On Monday, the US Treasury Department froze all of El Aissami’s alleged assets in the United States under the Foreign Narcotics Kingpin Designation Act. El Aissami is the highest-ranking official of any country to be sanctioned in this manner.
However, the US government has yet to produce concrete evidence proving El Aissami’s ties to drug trafficking. The Venezuelan vice-president has long been accused by US politicians and international media pundits of having links to drug cartels and Islamic militant groups.
On Tuesday, Venezuelan Foreign Minister Delcy Rodríguez met with the US chargé d’affaires in Venezuela, Lee McClenny, to whom she delivered an offiical letter of protest addressed to the Office of Foreign Assets Control (OFAC) of the US Treasury Department.
According to ministry’s official twitter account, Rodríguez also demanded that the US diplomatic officer respect Vice-President El Aissami, citing Vienna Convention provisions.

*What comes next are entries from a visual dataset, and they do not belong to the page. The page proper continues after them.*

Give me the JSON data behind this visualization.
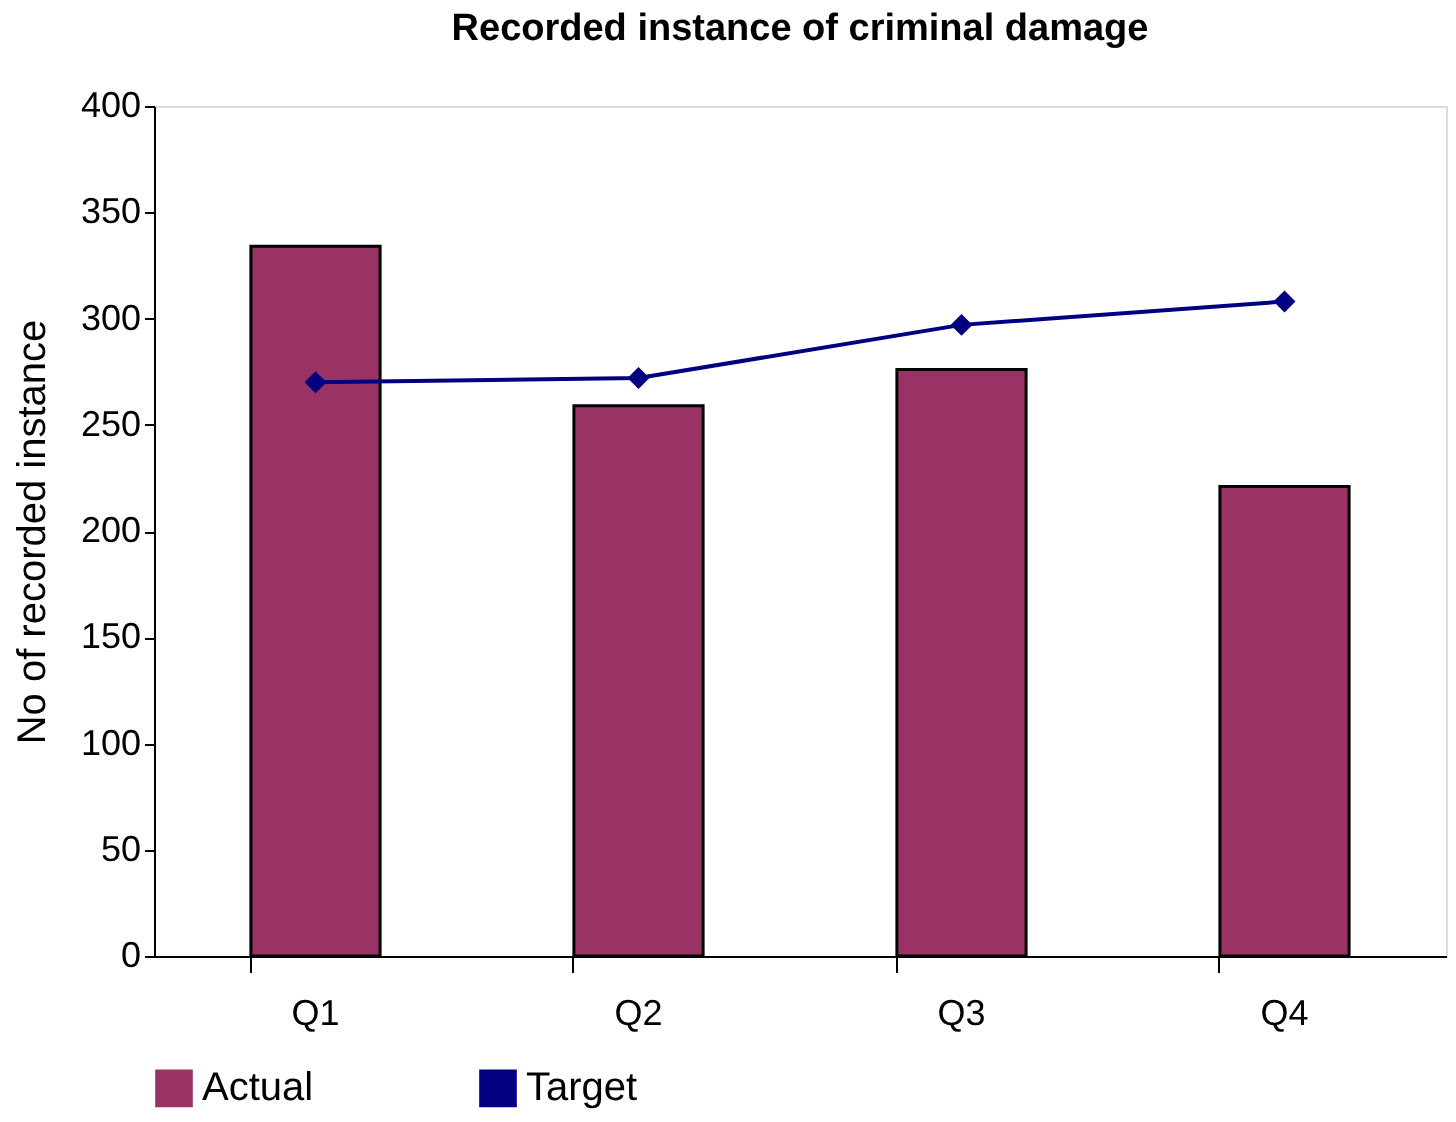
{
  "chart_data": {
    "type": "bar",
    "title": "Recorded instance of criminal damage",
    "ylabel": "No of recorded instance",
    "categories": [
      "Q1",
      "Q2",
      "Q3",
      "Q4"
    ],
    "series": [
      {
        "name": "Actual",
        "color": "#993366",
        "values": [
          334,
          259,
          276,
          221
        ]
      },
      {
        "name": "Target",
        "type": "line",
        "color": "#000080",
        "values": [
          270,
          272,
          297,
          308
        ],
        "marker": "diamond"
      }
    ],
    "ylim": [
      0,
      400
    ],
    "yticks": [
      0,
      50,
      100,
      150,
      200,
      250,
      300,
      350,
      400
    ],
    "grid": false,
    "legend": "bottom"
  }
}
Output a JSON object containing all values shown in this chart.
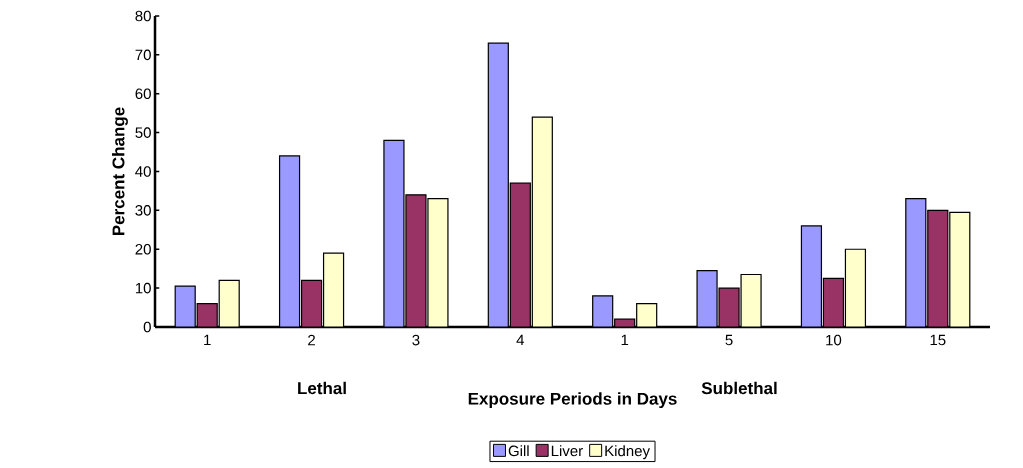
{
  "chart_data": {
    "type": "bar",
    "xlabel": "Exposure Periods in Days",
    "ylabel": "Percent Change",
    "categories": [
      "1",
      "2",
      "3",
      "4",
      "1",
      "5",
      "10",
      "15"
    ],
    "series": [
      {
        "name": "Gill",
        "color": "#9999ff",
        "values": [
          10.5,
          44,
          48,
          73,
          8,
          14.5,
          26,
          33
        ]
      },
      {
        "name": "Liver",
        "color": "#993366",
        "values": [
          6,
          12,
          34,
          37,
          2,
          10,
          12.5,
          30
        ]
      },
      {
        "name": "Kidney",
        "color": "#ffffcc",
        "values": [
          12,
          19,
          33,
          54,
          6,
          13.5,
          20,
          29.5
        ]
      }
    ],
    "ylim": [
      0,
      80
    ],
    "yticks": [
      0,
      10,
      20,
      30,
      40,
      50,
      60,
      70,
      80
    ],
    "legend": "bottom",
    "annotations": [
      "Lethal",
      "Sublethal"
    ]
  }
}
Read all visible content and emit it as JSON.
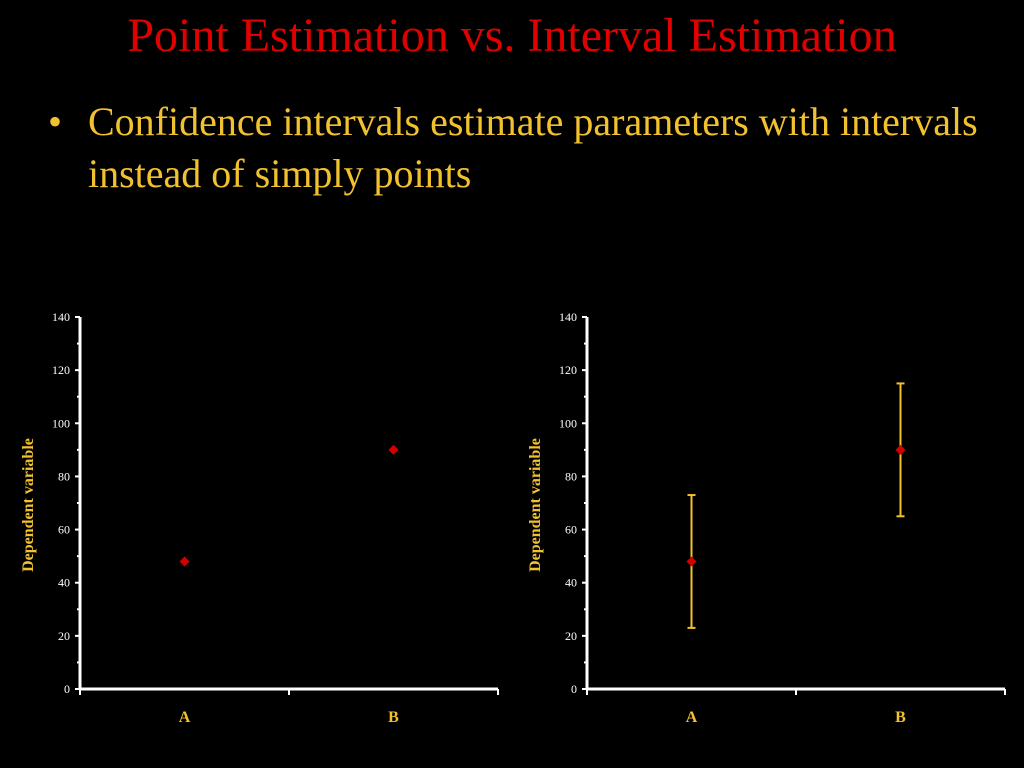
{
  "slide": {
    "title": "Point Estimation vs. Interval Estimation",
    "bullets": [
      {
        "marker": "•",
        "text": "Confidence intervals estimate parameters with intervals instead of simply points"
      }
    ]
  },
  "colors": {
    "background": "#000000",
    "title": "#e00000",
    "bullet_text": "#f2c12e",
    "axis": "#ffffff",
    "axis_label": "#f2c12e",
    "point": "#d40000",
    "error_bar": "#f2c12e"
  },
  "chart_data": [
    {
      "type": "scatter",
      "title": "",
      "xlabel": "",
      "ylabel": "Dependent variable",
      "categories": [
        "A",
        "B"
      ],
      "values": [
        48,
        90
      ],
      "ylim": [
        0,
        140
      ],
      "yticks": [
        0,
        20,
        40,
        60,
        80,
        100,
        120,
        140
      ],
      "grid": false,
      "legend": "none",
      "error_bars": false
    },
    {
      "type": "scatter",
      "title": "",
      "xlabel": "",
      "ylabel": "Dependent variable",
      "categories": [
        "A",
        "B"
      ],
      "values": [
        48,
        90
      ],
      "error_low": [
        23,
        65
      ],
      "error_high": [
        73,
        115
      ],
      "ylim": [
        0,
        140
      ],
      "yticks": [
        0,
        20,
        40,
        60,
        80,
        100,
        120,
        140
      ],
      "grid": false,
      "legend": "none",
      "error_bars": true
    }
  ]
}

The Bolivarian government has considered the sanctions as part of a sustained campaign to destabilize the country and discredit Venezuelan authorities.
Venezuelan Ombudsman Tarek William Saab echoed this sentiment referring to the sanctions against El Aissami as “a new heigtening escalation against civilian and military authorities who have not knelt before foreign [US] military force, which has occupied territories and massively violated human rights throughout the world while the hands of its authorities are drenched with blood.”
The National Bolivarian Armed Forces (FANB) also issued a statement in solidarity with El Aissami expressing their “unconditional support.”
“The National Bolivarian Armed Forces expresses the most categorical rejection in light of the latest act of US intervention…formulating accusations absolutely lacking in foundation and legality,” read the statement signed by Defense Minister Vladimir Padrino López.
The FANB emphasized that these sanctions “have a Machiavellian purpose of undermining the image of our national executive power, and therefore, the institutionality, governance and stability of our country.”
The statement calls out the US Drug Enforcement Administration (DEA), saying it “is systematically and criminally used to target progressive states and governments based on sinister interests. In this case, as in many others, they make use of false positives, vilification, intrigue and disinformation. “
For its part, Venezuela’s opposition-controlled National Assembly pledged to launch an inquiry into the vice-president’s conduct, indicating that it would solicit official information regarding the case from Washington. The body likewise announced that it would request the Public Prosecutor’s office to open an official investigation.
The latest US sanctions follow on the heels of the outgoing Obama administration’s renewal last month of an executive order branding Venezuela an “unusual and extraordinary threat” to US national security.
In recent weeks, the US Congress has been urging the new Trump administration to take a more aggressive stance towards Caracas.
Last week, 34 US legislators issued a statement advocating for harsher sanctions against Venezuela. The bipartisan letter was co-written by Representative Ileana Ros-Lehtinen (R-Florida) and Senator Menendez (D-New Jersey) known for their hardline opposition to leftist and progressive governments in Latin America and the Caribbean.
NAM Rejects US Sanctions against Venezuelan Vice President
The Movement of Non Aligned Countries (NAM) has rejected Thursday the U.S. Treasury Department’s sanction against Venezuela’s Vice President Tareck El Aissami, for alleged links to international drug trafficking.
In a statement, the NAM’s Coordination Bureau rejects the inclusion of El Aissami in the list of people related to drug trafficking, which it considers a new coercive and unilateral measure by the United States Government against the South American nation.
It has also voiced its support for the Government and people of Venezuela and urges the US administration to repeal the measure as it violates the international law, the principles of the Charter of the United Nations and the rules governing peaceful relations among States.
Last February 13, the Office of Foreign Assets Control called El Aissami a drug trafficker, without showing any evidence against the Venezuelan politician.